明治憲法第三条についても戦時中に(暁烏)師は堂々と次のように解釈せられた。―天皇は神聖にして侵すべからず、ということは、日本人全体の代表者としての天皇が神聖不可侵であるということである。だから日本人の一人ひとりが神聖不可侵であるということである。いや、のみもしらみも神聖にして侵すべからずである。 明治憲法の解釈に立って師は「大日本は仏国なり」といわれたのである。

先師は敗戦のとき「敗戦の神風が吹いた。無条件降伏の神風が吹いた」とからからと笑われたのである。人間が自分で神風を吹かそうなどと、神風特攻隊を組織したことを笑われたのである。神風は神が吹かせる。人間が吹かせるものではない。敗戦も他力なら、我が国の復興・再建設も他力である。先師はただこの他力に随順して行かれただけである。これを凡夫という。戦前戦中戦後を通じて、ただ先師は凡夫の自覚に徹していかれたばかりである。

二文共 毎田周一師「先師と大東亜戦争」(抜粋)『毎田周一全集』7巻395頁〜


本堂34名・Zoom最多19名の参詣
ひときわ暑い中をようこそお参りくださいました
暁烏敏師➡和田稠師宛 出征時に送った葉書 ※鈴木君代師所蔵
「いよいよ御苦労の由、尊い御用をつとめてお丈夫でお帰りのよう、祈念しています」(表記を改めた)
前席50分・後席60分・質疑応答40分の長丁場となりました

(日本国の)独立ということは、自分が独立せにゃ国の独立ということはない。宗教ということは、自分が独立するということです。何物にも頼らないということが弥陀の本願に随順するということです。それができておるか。アメリカに頼ったり、ソ連に頼っておるから、もがもがしておる。そういうことじゃない。

暁烏敏師「念仏と国家」/昭和28年8月21日夏期講習会第七日
『暁烏敏全集』20巻521頁~


占領統治が終り、独立を果たし再軍備が叫ばれている頃の言説です。ここで暁烏先生が言われる「独立」とは、他国依存からの脱却でしょう。

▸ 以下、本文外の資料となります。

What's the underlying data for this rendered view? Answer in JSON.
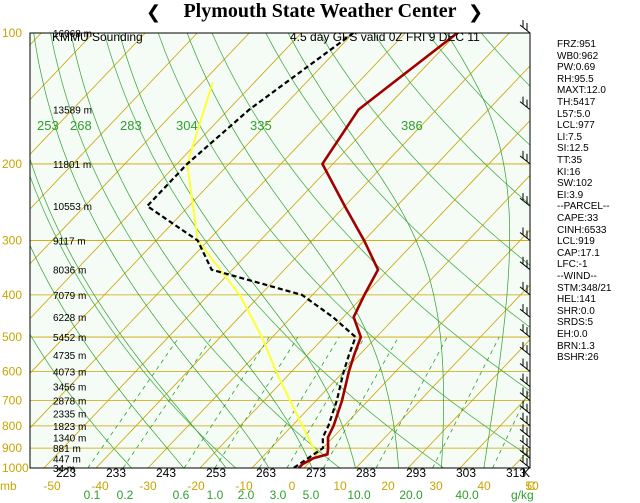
{
  "header": {
    "title": "Plymouth State Weather Center"
  },
  "chart_data": {
    "type": "skew-t",
    "station": "KMMU Sounding",
    "valid": "4.5 day GFS valid 0Z FRI 9 DEC 11",
    "pressure_ticks": [
      100,
      200,
      300,
      400,
      500,
      600,
      700,
      800,
      900,
      1000
    ],
    "heights": [
      {
        "p": 100,
        "label": "16068 m"
      },
      {
        "p": 150,
        "label": "13589 m"
      },
      {
        "p": 200,
        "label": "11801 m"
      },
      {
        "p": 250,
        "label": "10553 m"
      },
      {
        "p": 300,
        "label": "9117 m"
      },
      {
        "p": 350,
        "label": "8036 m"
      },
      {
        "p": 400,
        "label": "7079 m"
      },
      {
        "p": 450,
        "label": "6228 m"
      },
      {
        "p": 500,
        "label": "5452 m"
      },
      {
        "p": 550,
        "label": "4735 m"
      },
      {
        "p": 600,
        "label": "4073 m"
      },
      {
        "p": 650,
        "label": "3456 m"
      },
      {
        "p": 700,
        "label": "2878 m"
      },
      {
        "p": 750,
        "label": "2335 m"
      },
      {
        "p": 800,
        "label": "1823 m"
      },
      {
        "p": 850,
        "label": "1340 m"
      },
      {
        "p": 900,
        "label": "881 m"
      },
      {
        "p": 950,
        "label": "447 m"
      },
      {
        "p": 1000,
        "label": "34 m"
      }
    ],
    "temperature_ticks": {
      "unit": "C",
      "values": [
        -50,
        -40,
        -30,
        -20,
        -10,
        0,
        10,
        20,
        30,
        40,
        50
      ]
    },
    "kelvin_ticks": {
      "unit": "K",
      "values": [
        223,
        233,
        243,
        253,
        263,
        273,
        283,
        293,
        303,
        313
      ]
    },
    "theta_labels": [
      253,
      268,
      283,
      304,
      335,
      386
    ],
    "mixing_ratio_ticks": {
      "unit": "g/kg",
      "values": [
        "0.1",
        "0.2",
        "0.6",
        "1.0",
        "2.0",
        "3.0",
        "5.0",
        "10.0",
        "20.0",
        "40.0"
      ]
    },
    "temperature_profile": [
      {
        "p": 100,
        "t": -50
      },
      {
        "p": 150,
        "t": -55
      },
      {
        "p": 200,
        "t": -52
      },
      {
        "p": 250,
        "t": -40
      },
      {
        "p": 300,
        "t": -30
      },
      {
        "p": 350,
        "t": -22
      },
      {
        "p": 400,
        "t": -20
      },
      {
        "p": 450,
        "t": -18
      },
      {
        "p": 500,
        "t": -13
      },
      {
        "p": 550,
        "t": -11
      },
      {
        "p": 600,
        "t": -9
      },
      {
        "p": 700,
        "t": -5
      },
      {
        "p": 800,
        "t": -2
      },
      {
        "p": 850,
        "t": -1
      },
      {
        "p": 900,
        "t": 1
      },
      {
        "p": 930,
        "t": 2
      },
      {
        "p": 950,
        "t": 0
      },
      {
        "p": 980,
        "t": -1
      },
      {
        "p": 1000,
        "t": -1
      }
    ],
    "dewpoint_profile": [
      {
        "p": 100,
        "t": -70
      },
      {
        "p": 150,
        "t": -76
      },
      {
        "p": 200,
        "t": -78
      },
      {
        "p": 250,
        "t": -78
      },
      {
        "p": 300,
        "t": -62
      },
      {
        "p": 350,
        "t": -54
      },
      {
        "p": 400,
        "t": -32
      },
      {
        "p": 450,
        "t": -22
      },
      {
        "p": 500,
        "t": -14
      },
      {
        "p": 550,
        "t": -12
      },
      {
        "p": 600,
        "t": -10
      },
      {
        "p": 700,
        "t": -6
      },
      {
        "p": 800,
        "t": -3
      },
      {
        "p": 850,
        "t": -2
      },
      {
        "p": 900,
        "t": 0
      },
      {
        "p": 950,
        "t": -1
      },
      {
        "p": 1000,
        "t": -2
      }
    ],
    "parcel_profile": [
      {
        "p": 130,
        "t": -88
      },
      {
        "p": 200,
        "t": -78
      },
      {
        "p": 300,
        "t": -62
      },
      {
        "p": 400,
        "t": -44
      },
      {
        "p": 500,
        "t": -32
      },
      {
        "p": 600,
        "t": -23
      },
      {
        "p": 700,
        "t": -15
      },
      {
        "p": 800,
        "t": -8
      },
      {
        "p": 880,
        "t": -3
      },
      {
        "p": 930,
        "t": 0
      }
    ],
    "wind_barb_pressures": [
      100,
      150,
      200,
      250,
      300,
      350,
      400,
      450,
      500,
      550,
      600,
      650,
      700,
      750,
      800,
      850,
      900,
      950,
      1000
    ],
    "stability_indices": [
      "FRZ:951",
      "WB0:962",
      "PW:0.69",
      "RH:95.5",
      "MAXT:12.0",
      "TH:5417",
      "L57:5.0",
      "LCL:977",
      "LI:7.5",
      "SI:12.5",
      "TT:35",
      "KI:16",
      "SW:102",
      "EI:3.9",
      "--PARCEL--",
      "CAPE:33",
      "CINH:6533",
      "LCL:919",
      "CAP:17.1",
      "LFC:-1",
      "--WIND--",
      "STM:348/21",
      "HEL:141",
      "SHR:0.0",
      "SRDS:5",
      "EH:0.0",
      "BRN:1.3",
      "BSHR:26"
    ],
    "colors": {
      "background": "#f5fbf5",
      "isotherm": "#c9a400",
      "isobar": "#c9a400",
      "dry_adiabat": "#4caf50",
      "moist_adiabat": "#2e9e2e",
      "mixing_ratio": "#2e9e2e",
      "temperature": "#a00000",
      "dewpoint": "#000000",
      "parcel": "#ffff33",
      "axis_label": "#c9a400",
      "theta_label": "#2e9e2e"
    }
  }
}
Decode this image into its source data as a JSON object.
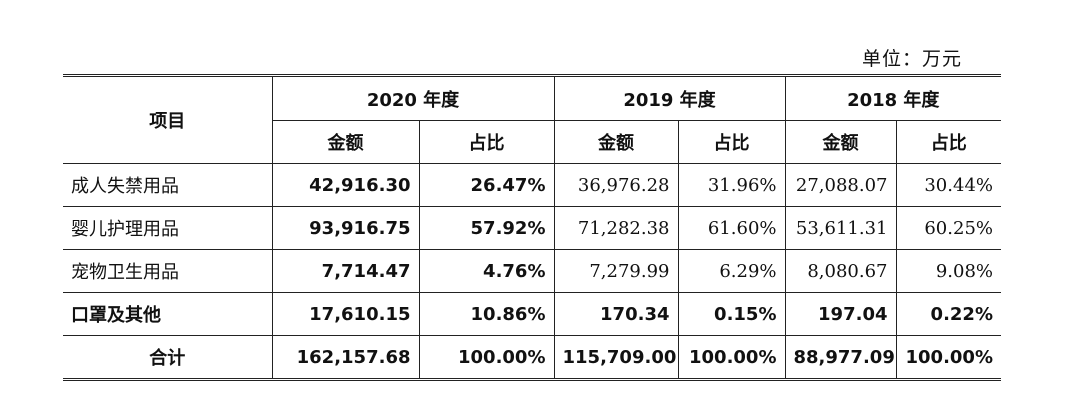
{
  "unit_label": "单位：万元",
  "header": {
    "item": "项目",
    "years": [
      "2020 年度",
      "2019 年度",
      "2018 年度"
    ],
    "amount": "金额",
    "ratio": "占比"
  },
  "rows": [
    {
      "name": "成人失禁用品",
      "v2020": "42,916.30",
      "p2020": "26.47%",
      "v2019": "36,976.28",
      "p2019": "31.96%",
      "v2018": "27,088.07",
      "p2018": "30.44%"
    },
    {
      "name": "婴儿护理用品",
      "v2020": "93,916.75",
      "p2020": "57.92%",
      "v2019": "71,282.38",
      "p2019": "61.60%",
      "v2018": "53,611.31",
      "p2018": "60.25%"
    },
    {
      "name": "宠物卫生用品",
      "v2020": "7,714.47",
      "p2020": "4.76%",
      "v2019": "7,279.99",
      "p2019": "6.29%",
      "v2018": "8,080.67",
      "p2018": "9.08%"
    },
    {
      "name": "口罩及其他",
      "v2020": "17,610.15",
      "p2020": "10.86%",
      "v2019": "170.34",
      "p2019": "0.15%",
      "v2018": "197.04",
      "p2018": "0.22%"
    },
    {
      "name": "合计",
      "v2020": "162,157.68",
      "p2020": "100.00%",
      "v2019": "115,709.00",
      "p2019": "100.00%",
      "v2018": "88,977.09",
      "p2018": "100.00%"
    }
  ]
}
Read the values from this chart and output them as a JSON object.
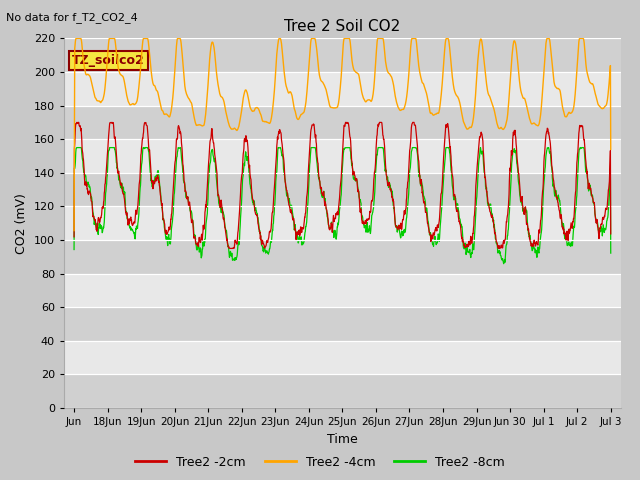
{
  "title": "Tree 2 Soil CO2",
  "subtitle": "No data for f_T2_CO2_4",
  "xlabel": "Time",
  "ylabel": "CO2 (mV)",
  "ylim": [
    0,
    220
  ],
  "yticks": [
    0,
    20,
    40,
    60,
    80,
    100,
    120,
    140,
    160,
    180,
    200,
    220
  ],
  "annotation_box": "TZ_soilco2",
  "annotation_color": "#8B0000",
  "annotation_bg": "#f5e642",
  "annotation_border": "#8B0000",
  "fig_bg_color": "#c8c8c8",
  "plot_bg_color": "#e8e8e8",
  "band_colors": [
    "#dcdcdc",
    "#e8e8e8"
  ],
  "legend": [
    {
      "label": "Tree2 -2cm",
      "color": "#cc0000"
    },
    {
      "label": "Tree2 -4cm",
      "color": "#ffa500"
    },
    {
      "label": "Tree2 -8cm",
      "color": "#00cc00"
    }
  ],
  "xtick_labels": [
    "Jun",
    "18Jun",
    "19Jun",
    "20Jun",
    "21Jun",
    "22Jun",
    "23Jun",
    "24Jun",
    "25Jun",
    "26Jun",
    "27Jun",
    "28Jun",
    "29Jun",
    "Jun 30",
    "Jul 1",
    "Jul 2",
    "Jul 3"
  ],
  "num_points": 1600
}
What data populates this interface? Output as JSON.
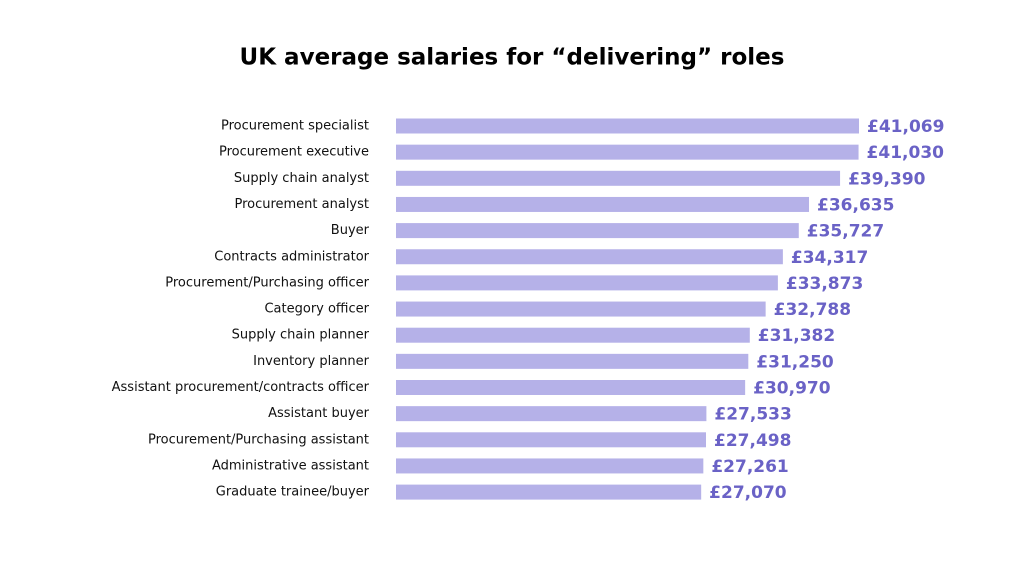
{
  "chart_data": {
    "type": "bar",
    "orientation": "horizontal",
    "title": "UK average salaries for “delivering” roles",
    "categories": [
      "Procurement specialist",
      "Procurement executive",
      "Supply chain analyst",
      "Procurement analyst",
      "Buyer",
      "Contracts administrator",
      "Procurement/Purchasing officer",
      "Category officer",
      "Supply chain planner",
      "Inventory planner",
      "Assistant procurement/contracts officer",
      "Assistant buyer",
      "Procurement/Purchasing assistant",
      "Administrative assistant",
      "Graduate trainee/buyer"
    ],
    "values": [
      41069,
      41030,
      39390,
      36635,
      35727,
      34317,
      33873,
      32788,
      31382,
      31250,
      30970,
      27533,
      27498,
      27261,
      27070
    ],
    "value_labels": [
      "£41,069",
      "£41,030",
      "£39,390",
      "£36,635",
      "£35,727",
      "£34,317",
      "£33,873",
      "£32,788",
      "£31,382",
      "£31,250",
      "£30,970",
      "£27,533",
      "£27,498",
      "£27,261",
      "£27,070"
    ],
    "color": "#b5b1e8",
    "label_color": "#6a62c6"
  }
}
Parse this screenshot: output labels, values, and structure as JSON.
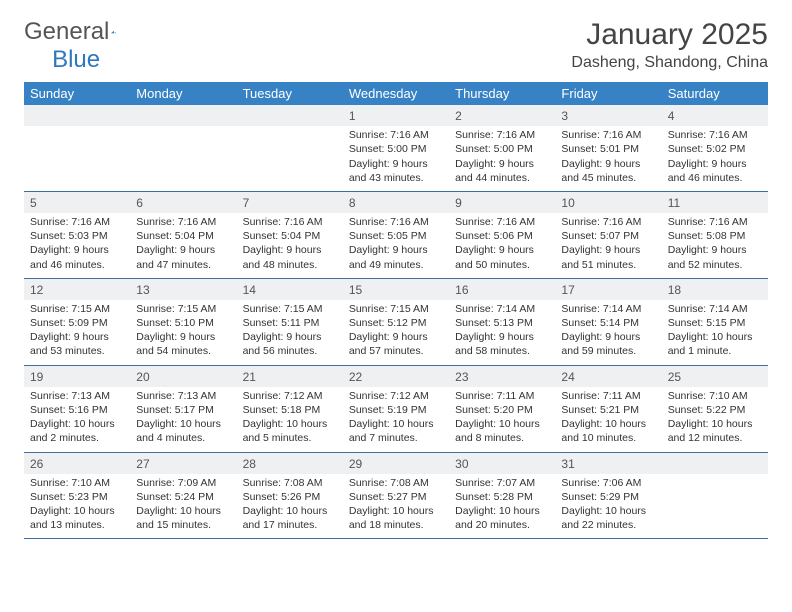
{
  "brand": {
    "part1": "General",
    "part2": "Blue"
  },
  "title": "January 2025",
  "location": "Dasheng, Shandong, China",
  "colors": {
    "header_bg": "#3682c4",
    "header_text": "#ffffff",
    "date_bg": "#eef0f2",
    "rule": "#3d6f9e",
    "logo_blue": "#2f78bd"
  },
  "day_names": [
    "Sunday",
    "Monday",
    "Tuesday",
    "Wednesday",
    "Thursday",
    "Friday",
    "Saturday"
  ],
  "weeks": [
    [
      null,
      null,
      null,
      {
        "d": "1",
        "sr": "7:16 AM",
        "ss": "5:00 PM",
        "dl": "9 hours and 43 minutes."
      },
      {
        "d": "2",
        "sr": "7:16 AM",
        "ss": "5:00 PM",
        "dl": "9 hours and 44 minutes."
      },
      {
        "d": "3",
        "sr": "7:16 AM",
        "ss": "5:01 PM",
        "dl": "9 hours and 45 minutes."
      },
      {
        "d": "4",
        "sr": "7:16 AM",
        "ss": "5:02 PM",
        "dl": "9 hours and 46 minutes."
      }
    ],
    [
      {
        "d": "5",
        "sr": "7:16 AM",
        "ss": "5:03 PM",
        "dl": "9 hours and 46 minutes."
      },
      {
        "d": "6",
        "sr": "7:16 AM",
        "ss": "5:04 PM",
        "dl": "9 hours and 47 minutes."
      },
      {
        "d": "7",
        "sr": "7:16 AM",
        "ss": "5:04 PM",
        "dl": "9 hours and 48 minutes."
      },
      {
        "d": "8",
        "sr": "7:16 AM",
        "ss": "5:05 PM",
        "dl": "9 hours and 49 minutes."
      },
      {
        "d": "9",
        "sr": "7:16 AM",
        "ss": "5:06 PM",
        "dl": "9 hours and 50 minutes."
      },
      {
        "d": "10",
        "sr": "7:16 AM",
        "ss": "5:07 PM",
        "dl": "9 hours and 51 minutes."
      },
      {
        "d": "11",
        "sr": "7:16 AM",
        "ss": "5:08 PM",
        "dl": "9 hours and 52 minutes."
      }
    ],
    [
      {
        "d": "12",
        "sr": "7:15 AM",
        "ss": "5:09 PM",
        "dl": "9 hours and 53 minutes."
      },
      {
        "d": "13",
        "sr": "7:15 AM",
        "ss": "5:10 PM",
        "dl": "9 hours and 54 minutes."
      },
      {
        "d": "14",
        "sr": "7:15 AM",
        "ss": "5:11 PM",
        "dl": "9 hours and 56 minutes."
      },
      {
        "d": "15",
        "sr": "7:15 AM",
        "ss": "5:12 PM",
        "dl": "9 hours and 57 minutes."
      },
      {
        "d": "16",
        "sr": "7:14 AM",
        "ss": "5:13 PM",
        "dl": "9 hours and 58 minutes."
      },
      {
        "d": "17",
        "sr": "7:14 AM",
        "ss": "5:14 PM",
        "dl": "9 hours and 59 minutes."
      },
      {
        "d": "18",
        "sr": "7:14 AM",
        "ss": "5:15 PM",
        "dl": "10 hours and 1 minute."
      }
    ],
    [
      {
        "d": "19",
        "sr": "7:13 AM",
        "ss": "5:16 PM",
        "dl": "10 hours and 2 minutes."
      },
      {
        "d": "20",
        "sr": "7:13 AM",
        "ss": "5:17 PM",
        "dl": "10 hours and 4 minutes."
      },
      {
        "d": "21",
        "sr": "7:12 AM",
        "ss": "5:18 PM",
        "dl": "10 hours and 5 minutes."
      },
      {
        "d": "22",
        "sr": "7:12 AM",
        "ss": "5:19 PM",
        "dl": "10 hours and 7 minutes."
      },
      {
        "d": "23",
        "sr": "7:11 AM",
        "ss": "5:20 PM",
        "dl": "10 hours and 8 minutes."
      },
      {
        "d": "24",
        "sr": "7:11 AM",
        "ss": "5:21 PM",
        "dl": "10 hours and 10 minutes."
      },
      {
        "d": "25",
        "sr": "7:10 AM",
        "ss": "5:22 PM",
        "dl": "10 hours and 12 minutes."
      }
    ],
    [
      {
        "d": "26",
        "sr": "7:10 AM",
        "ss": "5:23 PM",
        "dl": "10 hours and 13 minutes."
      },
      {
        "d": "27",
        "sr": "7:09 AM",
        "ss": "5:24 PM",
        "dl": "10 hours and 15 minutes."
      },
      {
        "d": "28",
        "sr": "7:08 AM",
        "ss": "5:26 PM",
        "dl": "10 hours and 17 minutes."
      },
      {
        "d": "29",
        "sr": "7:08 AM",
        "ss": "5:27 PM",
        "dl": "10 hours and 18 minutes."
      },
      {
        "d": "30",
        "sr": "7:07 AM",
        "ss": "5:28 PM",
        "dl": "10 hours and 20 minutes."
      },
      {
        "d": "31",
        "sr": "7:06 AM",
        "ss": "5:29 PM",
        "dl": "10 hours and 22 minutes."
      },
      null
    ]
  ],
  "labels": {
    "sunrise": "Sunrise:",
    "sunset": "Sunset:",
    "daylight": "Daylight:"
  }
}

因みに清沢満之先生の「独立者」とは、自我分別、自力の心からの独立を意味します。

法話の結びに映画監督伊丹万作氏の言葉を紹介しました。( 『新装版伊丹万作全集1』「戦争責任者の問題」/昭和21年8月) 
国民自身の戦争責任が不明瞭なまま、A級戦犯に罪を負わせたありかたへの批判は、実に鋭く刺さります。現代においても、決して色あせない視点です。
宗派においても、戦争責任は暁烏師をはじめとする一部の僧侶に、差別問題は訓覇師に負わせる傾向を感じます。自分が抜け落ちている限り、同調圧力に弱い危うさにも気づけないままです。伊丹氏の指摘は、私たち一人ひとりに深く問いかけてきます。南無阿弥陀仏

責任を軍や警察や官僚にのみ負担させて、彼らの跳梁を許した自分たちの罪を真剣に反省しなかったならば、日本の国民というものは永遠に救われるときはないであろう。
「だまされていた」という便利な一語の持つ便利な効果におぼれて、一切の責任から解放された気でいる多くの人々の安易きわまる態度を見るとき、私は日本国民の将来に対して暗澹たる不安を感ぜざるを得ない。「だまされていた」と言って、平気でいられる国民なら、おそらく今後も何度でもだまされるだろう。 いや現在でもすでに別のうそによってだまされ始めているにちがいないのである。